Jumlah urip panca wara = 33 juga sesuai dengan jumlah Dewa menurut Satha Pata Brahmana dimana para Dewa diyakini berperan menjaga keselamatan bhuwana agung.

Penggunaan urip pada tawur pada dasarnya membentuk padma bhuwana (lingkup bhuwana agung menurut pengider-ider) maka digunakan asta wara, dimana urip panca wara diatas ditambah dengan:
  • Guru urip 8 di tenggara, 
  • Rudra urip 3 di barat daya, 
  • Kala urip 1 di barat laut 
  • dan Sri urip 6 di timur laut. 
Jumlahnya = 18 dimana secara matematis total digit: 1 + 8 = 9 (jumlah pengider-ider dewata nawa sanggha)
Urip Wewaran tersebut digunakan dalam banten caru / tawur untuk antara lain jumlah :  tumpeng, reramesan, sate, tangkih, jinah, dll. Demikian dijelaskan dalam Dokumen Forum Diskusi Jaringan Hindu Nusantara. 

Penggunaan binatang kurban pada caru, sebagaimana disebutkan dalam salah satu komentar forum diskusi Bhakti Manawa Wedanta, penggunaan binatang ini sangat menentukan nama dan tingkatan banten caru tersebut. Misalnya caru Eka Sata menggunakan ayam brumbun atau lima warna. Caru Panca Sata menggunakan lima ekor ayam.
Pemakaian binatang dan tumbuh-tumbuhan sebagai sarana upacara Yadnya telah disebutkan dalam Manawa Dharmasastra V.40. Tumbuh-tumbuhan dan binatang yang digunakan sebagai sarana upacara Yadnya itu akan meningkat kualitasnya dalam penjelmaan berikutnya. 

Manusia yang memberikan kesempatan kepada tumbuh-tumbuhan dan hewan tersebut juga akan mendapatkan pahala yang utama. Karena setiap perbuatan yang membuat orang lain termasuk sarwa prani meningkat kualitasnya menjadi perbuatan yang sangat mulia. Perbuatan itu akan membawa orang melangkah semakin dekat dengan Tuhan. 
Karena itu penggunaan binatang sebagai sarana pokok upacara banten caru bertujuan untuk meningkatkan sifat-sifat kebinatangan atau keraksasaan menuju sifat-sifat kemanusiaan terus meningkat menuju kesifat-sifat kedewaan.
Dalam memaknai caru, menurut “lontar Carcaning Caru” jenis-jenis caru yang disebutkan Caru ayam berumbun ( dengan satu ekor ayam ), Caru panca sata ( caru yang menggunakan lima ekor ayam yang di sesuaikan dengan arah atau kiblat mata angin ), Caru panca kelud dengan caru yang menggunakan lima ekor ayam di tambah dengan seekor itik atau yang lain sesuai dengan kebutuhan upacara yang di lakukan, dan Caru Rsi Gana.

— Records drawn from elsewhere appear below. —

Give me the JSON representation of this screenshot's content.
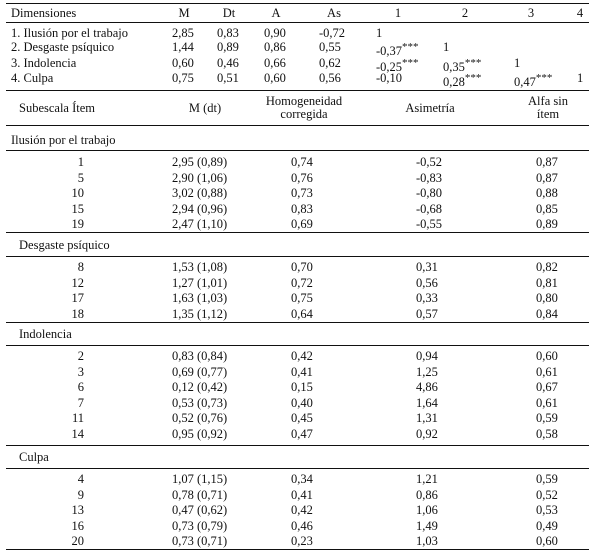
{
  "table1": {
    "headers": [
      "Dimensiones",
      "M",
      "Dt",
      "A",
      "As",
      "1",
      "2",
      "3",
      "4"
    ],
    "rows": [
      {
        "label": "1. Ilusión por el trabajo",
        "m": "2,85",
        "dt": "0,83",
        "a": "0,90",
        "as": "-0,72",
        "c1": "1",
        "c2": "",
        "c3": "",
        "c4": ""
      },
      {
        "label": "2. Desgaste psíquico",
        "m": "1,44",
        "dt": "0,89",
        "a": "0,86",
        "as": "0,55",
        "c1": "-0,37***",
        "c2": "1",
        "c3": "",
        "c4": ""
      },
      {
        "label": "3. Indolencia",
        "m": "0,60",
        "dt": "0,46",
        "a": "0,66",
        "as": "0,62",
        "c1": "-0,25***",
        "c2": "0,35***",
        "c3": "1",
        "c4": ""
      },
      {
        "label": "4. Culpa",
        "m": "0,75",
        "dt": "0,51",
        "a": "0,60",
        "as": "0,56",
        "c1": "-0,10",
        "c2": "0,28***",
        "c3": "0,47***",
        "c4": "1"
      }
    ]
  },
  "table2": {
    "headers": {
      "item": "Subescala Ítem",
      "mdt": "M (dt)",
      "hom": [
        "Homogeneidad",
        "corregida"
      ],
      "asim": "Asimetría",
      "alfa": [
        "Alfa sin",
        "ítem"
      ]
    },
    "sections": [
      {
        "title": "Ilusión por el trabajo",
        "rows": [
          {
            "item": "1",
            "mdt": "2,95 (0,89)",
            "hom": "0,74",
            "asim": "-0,52",
            "alfa": "0,87"
          },
          {
            "item": "5",
            "mdt": "2,90 (1,06)",
            "hom": "0,76",
            "asim": "-0,83",
            "alfa": "0,87"
          },
          {
            "item": "10",
            "mdt": "3,02 (0,88)",
            "hom": "0,73",
            "asim": "-0,80",
            "alfa": "0,88"
          },
          {
            "item": "15",
            "mdt": "2,94 (0,96)",
            "hom": "0,83",
            "asim": "-0,68",
            "alfa": "0,85"
          },
          {
            "item": "19",
            "mdt": "2,47 (1,10)",
            "hom": "0,69",
            "asim": "-0,55",
            "alfa": "0,89"
          }
        ]
      },
      {
        "title": "Desgaste psíquico",
        "rows": [
          {
            "item": "8",
            "mdt": "1,53 (1,08)",
            "hom": "0,70",
            "asim": "0,31",
            "alfa": "0,82"
          },
          {
            "item": "12",
            "mdt": "1,27 (1,01)",
            "hom": "0,72",
            "asim": "0,56",
            "alfa": "0,81"
          },
          {
            "item": "17",
            "mdt": "1,63 (1,03)",
            "hom": "0,75",
            "asim": "0,33",
            "alfa": "0,80"
          },
          {
            "item": "18",
            "mdt": "1,35 (1,12)",
            "hom": "0,64",
            "asim": "0,57",
            "alfa": "0,84"
          }
        ]
      },
      {
        "title": "Indolencia",
        "rows": [
          {
            "item": "2",
            "mdt": "0,83 (0,84)",
            "hom": "0,42",
            "asim": "0,94",
            "alfa": "0,60"
          },
          {
            "item": "3",
            "mdt": "0,69 (0,77)",
            "hom": "0,41",
            "asim": "1,25",
            "alfa": "0,61"
          },
          {
            "item": "6",
            "mdt": "0,12 (0,42)",
            "hom": "0,15",
            "asim": "4,86",
            "alfa": "0,67"
          },
          {
            "item": "7",
            "mdt": "0,53 (0,73)",
            "hom": "0,40",
            "asim": "1,64",
            "alfa": "0,61"
          },
          {
            "item": "11",
            "mdt": "0,52 (0,76)",
            "hom": "0,45",
            "asim": "1,31",
            "alfa": "0,59"
          },
          {
            "item": "14",
            "mdt": "0,95 (0,92)",
            "hom": "0,47",
            "asim": "0,92",
            "alfa": "0,58"
          }
        ]
      },
      {
        "title": "Culpa",
        "rows": [
          {
            "item": "4",
            "mdt": "1,07 (1,15)",
            "hom": "0,34",
            "asim": "1,21",
            "alfa": "0,59"
          },
          {
            "item": "9",
            "mdt": "0,78 (0,71)",
            "hom": "0,41",
            "asim": "0,86",
            "alfa": "0,52"
          },
          {
            "item": "13",
            "mdt": "0,47 (0,62)",
            "hom": "0,42",
            "asim": "1,06",
            "alfa": "0,53"
          },
          {
            "item": "16",
            "mdt": "0,73 (0,79)",
            "hom": "0,46",
            "asim": "1,49",
            "alfa": "0,49"
          },
          {
            "item": "20",
            "mdt": "0,73 (0,71)",
            "hom": "0,23",
            "asim": "1,03",
            "alfa": "0,60"
          }
        ]
      }
    ]
  }
}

Banten caru berfungsi sebagai pengharmonis atau penetral buwana agung (alam semesta), di mana caru ini bisa dikaitkan dengan proses pemlaspas maupun pangenteg linggihan pada tingkatan menengah (madya). Usia caru ini 10-20 tahun, tergantung tempat upacara.
Penyelenggaraan caru juga dapat dilaksanakan manakala ada kondisi kadurmanggalan dibutuhkan proses pengharmonisan dengan caru sehingga lingkungan alam kembali stabil.
Berkaitan dengan penggunaan binatang dalam upacara caru / tawur ini juga sesuai dengan sastra weda khususnya juga disebutkan dalam beberapa lontar seperti Siwa Purana dan Markandhya Purana.
Demikianlah caru ini disebutkan dan dilaksanakan untuk keharmonisan alam semesta ini.

Fungsi dan alat yang digunakan :
  • Pada saat mecaru, bhuta kala dipanggil (ditandai dengan membunyikan sungu / sangkakala, ketipluk / kendang kecil, gentorang, dan genta uter) untuk disuguhkan “tetadahan” (santapan), yang dalam bahasa filsafatnya disebut “nyomia bhuta kala”.